Like his teacher Francisco de Vitoria, Soto helped to provide a modern insight to the Spanish conquests in the New World, helping to build the concept of people's rights, including the right to private property of the native Americans.

Soto is also famous for having defended the rights of the legitimate poor, based on natural law, against imperial and urban policies restricting access to poor relief and secularizing charities, as advocated by Juan Luis Vives. For him, the rich and the poor are bound in a symbiotic relation of mutual necessity, inasmuch as the second need the material support of the first to survive but the first need also the second to apply charity and get the salvation of their souls.

==Works==
- Summulae, 1529. (A manual of logic.)
- De ratione tegendi et detegendi secretum, 1541
- In dialecticam Aristotelis commentarii, 1544
- In VIII libros physicorum, 1545 (An influential commentary on Aristotle's Physics.)

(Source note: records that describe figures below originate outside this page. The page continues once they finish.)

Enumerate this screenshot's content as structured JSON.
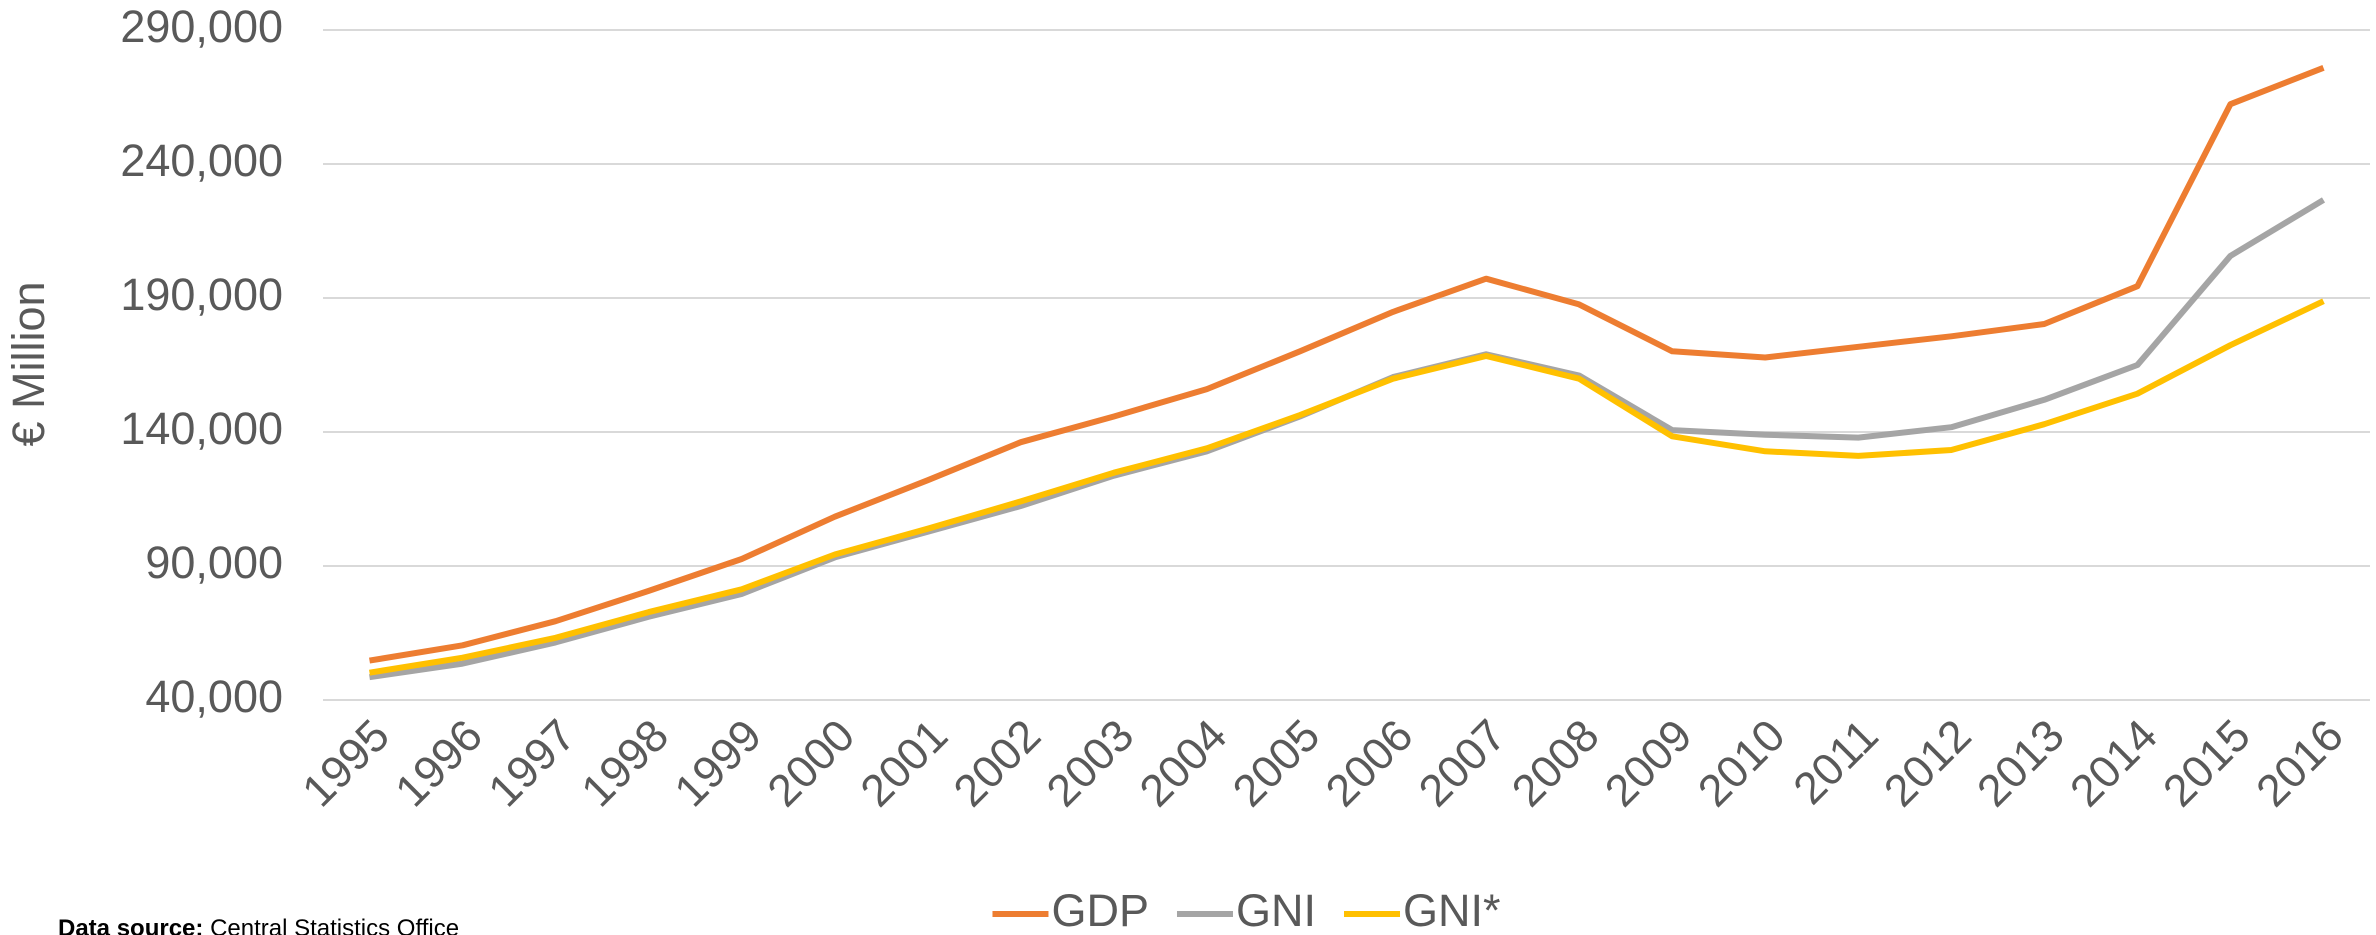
{
  "chart_data": {
    "type": "line",
    "y_label": "€ Million",
    "categories": [
      "1995",
      "1996",
      "1997",
      "1998",
      "1999",
      "2000",
      "2001",
      "2002",
      "2003",
      "2004",
      "2005",
      "2006",
      "2007",
      "2008",
      "2009",
      "2010",
      "2011",
      "2012",
      "2013",
      "2014",
      "2015",
      "2016"
    ],
    "series": [
      {
        "name": "GDP",
        "color": "#ed7d31",
        "values": [
          54700,
          60400,
          69400,
          80700,
          92600,
          108400,
          122000,
          136200,
          145800,
          156000,
          170100,
          184800,
          197200,
          187600,
          170100,
          167800,
          171800,
          175700,
          180300,
          194400,
          262300,
          275900
        ]
      },
      {
        "name": "GNI",
        "color": "#a5a5a5",
        "values": [
          48500,
          53600,
          61500,
          71100,
          79600,
          93200,
          102800,
          112400,
          123700,
          132800,
          145800,
          160500,
          169000,
          161100,
          140700,
          139000,
          137900,
          141800,
          152000,
          165000,
          205700,
          226600
        ]
      },
      {
        "name": "GNI*",
        "color": "#ffc000",
        "values": [
          50200,
          55800,
          63200,
          72800,
          81300,
          94300,
          103900,
          114100,
          124800,
          133900,
          146300,
          159900,
          168400,
          159900,
          138400,
          132800,
          131100,
          133300,
          142900,
          154300,
          172400,
          188800
        ]
      }
    ],
    "ylim": [
      40000,
      290000
    ],
    "yticks": [
      {
        "value": 40000,
        "label": "40,000"
      },
      {
        "value": 90000,
        "label": "90,000"
      },
      {
        "value": 140000,
        "label": "140,000"
      },
      {
        "value": 190000,
        "label": "190,000"
      },
      {
        "value": 240000,
        "label": "240,000"
      },
      {
        "value": 290000,
        "label": "290,000"
      }
    ],
    "grid": true,
    "legend": "bottom",
    "source_label": "Data source:",
    "source_text": "Central Statistics Office"
  }
}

- Deliberacion en la causa de los pobres, 1545
- De natura et gratia libri III, 1547 (A treatise on original sin and grace, written from a Thomistic point of view.)
- Comment. in Ep. ad Romanos, 1550
- In IV sent. libros comment. 1555-6.
- De justitia et jure libri X, 1556 (A treatise on law.)
- Jaime Brufau Prats and Sixto Sanchez-Lauro, eds. Domingo de Soto, OP., Relecciones y opúsculos (Salamanca, Editorial San Esteban, 2011).